Despite strong buy-in for enterprise risk management, less than 5% are totally satisfied with the results


More than half of insurance companies have developed an enterprise risk management (ERM) framework, but the majority are disappointed by the results, according to a survey conducted by Barnett Waddingham’s Insurance Actuarial Practice.

The survey of 44 insurance companies, found that almost 90% practiced risk management with half-developing integrated ERM or equivalent. However, despite the strong buy-in for the concept, less than 5% are totally satisfied with the results, suggesting there is still some way to go to achieve the desired outcome.

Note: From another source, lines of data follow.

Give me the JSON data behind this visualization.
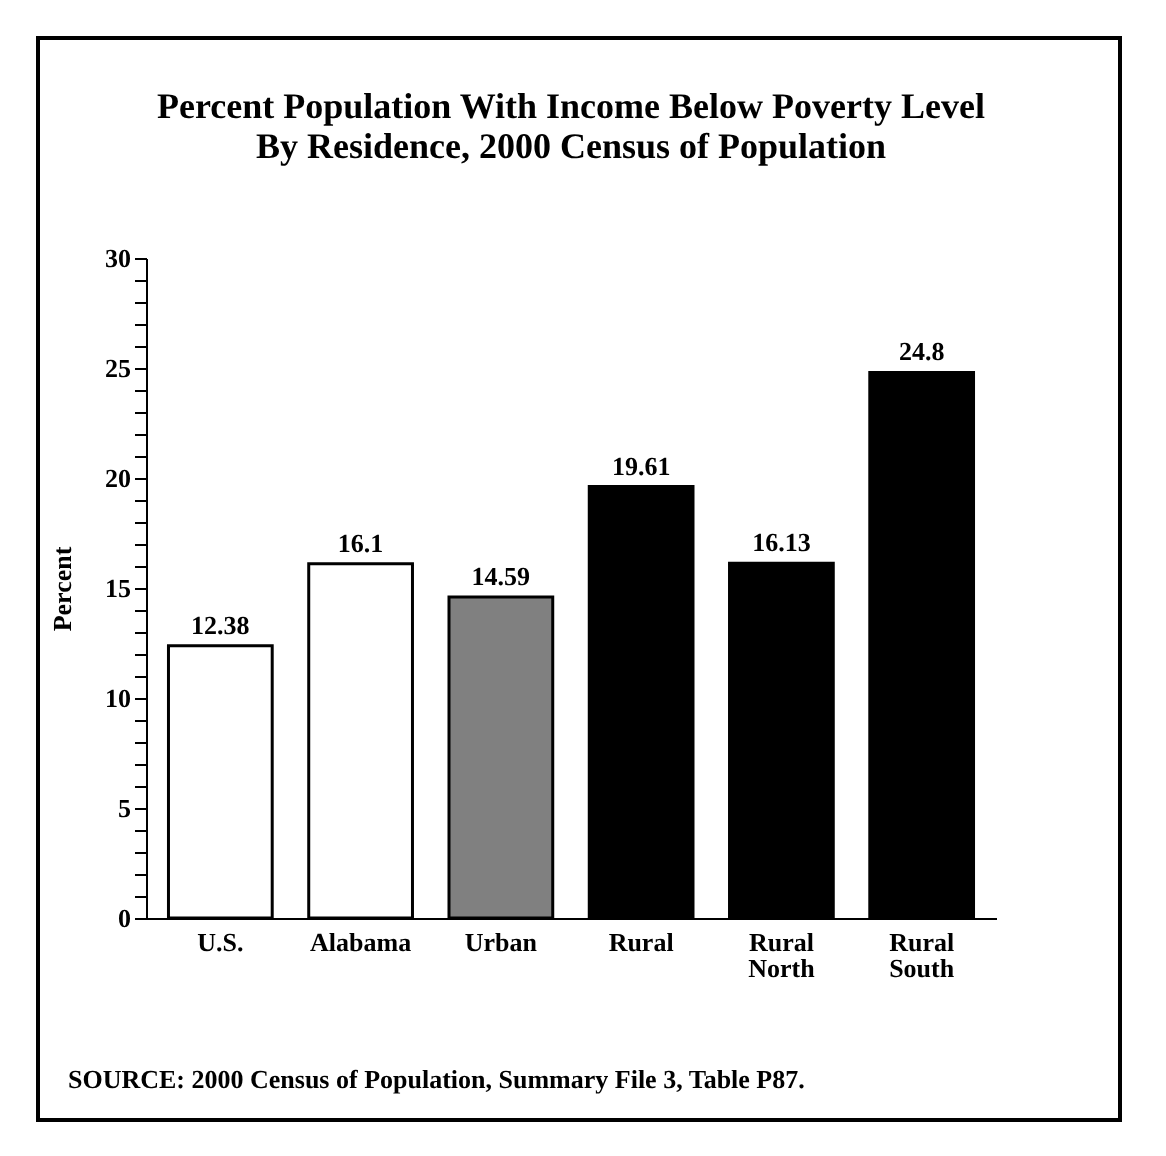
{
  "chart_data": {
    "type": "bar",
    "title": "Percent Population With Income Below Poverty Level\nBy Residence, 2000 Census of Population",
    "ylabel": "Percent",
    "categories": [
      "U.S.",
      "Alabama",
      "Urban",
      "Rural",
      "Rural North",
      "Rural South"
    ],
    "values": [
      12.38,
      16.1,
      14.59,
      19.61,
      16.13,
      24.8
    ],
    "colors": [
      "#ffffff",
      "#ffffff",
      "#808080",
      "#000000",
      "#000000",
      "#000000"
    ],
    "data_labels": true,
    "grid": false,
    "ylim": [
      0,
      30
    ],
    "yticks": [
      0,
      {
        "value": 1,
        "label": null
      },
      {
        "value": 2,
        "label": null
      },
      {
        "value": 3,
        "label": null
      },
      {
        "value": 4,
        "label": null
      },
      5,
      {
        "value": 6,
        "label": null
      },
      {
        "value": 7,
        "label": null
      },
      {
        "value": 8,
        "label": null
      },
      {
        "value": 9,
        "label": null
      },
      10,
      {
        "value": 11,
        "label": null
      },
      {
        "value": 12,
        "label": null
      },
      {
        "value": 13,
        "label": null
      },
      {
        "value": 14,
        "label": null
      },
      15,
      {
        "value": 16,
        "label": null
      },
      {
        "value": 17,
        "label": null
      },
      {
        "value": 18,
        "label": null
      },
      {
        "value": 19,
        "label": null
      },
      20,
      {
        "value": 21,
        "label": null
      },
      {
        "value": 22,
        "label": null
      },
      {
        "value": 23,
        "label": null
      },
      {
        "value": 24,
        "label": null
      },
      25,
      {
        "value": 26,
        "label": null
      },
      {
        "value": 27,
        "label": null
      },
      {
        "value": 28,
        "label": null
      },
      {
        "value": 29,
        "label": null
      },
      30
    ],
    "annotations": [
      "SOURCE: 2000 Census of Population, Summary File 3, Table P87."
    ]
  }
}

Insurance Actuarial practice partner Kim Durniat said: “It is encouraging to see the increased focus on integrating risk management through ERM is being put into practice by over half of the firms surveyed. Solvency II is likely to have been a driving force for firms to establish a risk management framework. Despite the recent delay in its implementation, consultation papers published by EIOPA in March encourages the implementation of guidelines for an effective system of governance and risk management from 1 January 2014. This remains at the forefront of insurers’ minds.

“There is still a number of firms who have been unsuccessful in implementing their risk management functions. Inadequate resources and expertise have been identified as a barrier to effective implementation.

“ERM is a relatively new concept in business, but is developing fast. It will be interesting to see how factors such as time, new regulations and economic conditions affect its relevance as a business tool.”

ERM provides a framework for risk management, which typically involves identifying particular events or circumstances relevant to the company’s objectives (risks and opportunities), assessing them in terms of likelihood and magnitude of impact, determining a response strategy, and monitoring progress. ERM is a fundamental tool to assist firms in Solvency II implementation.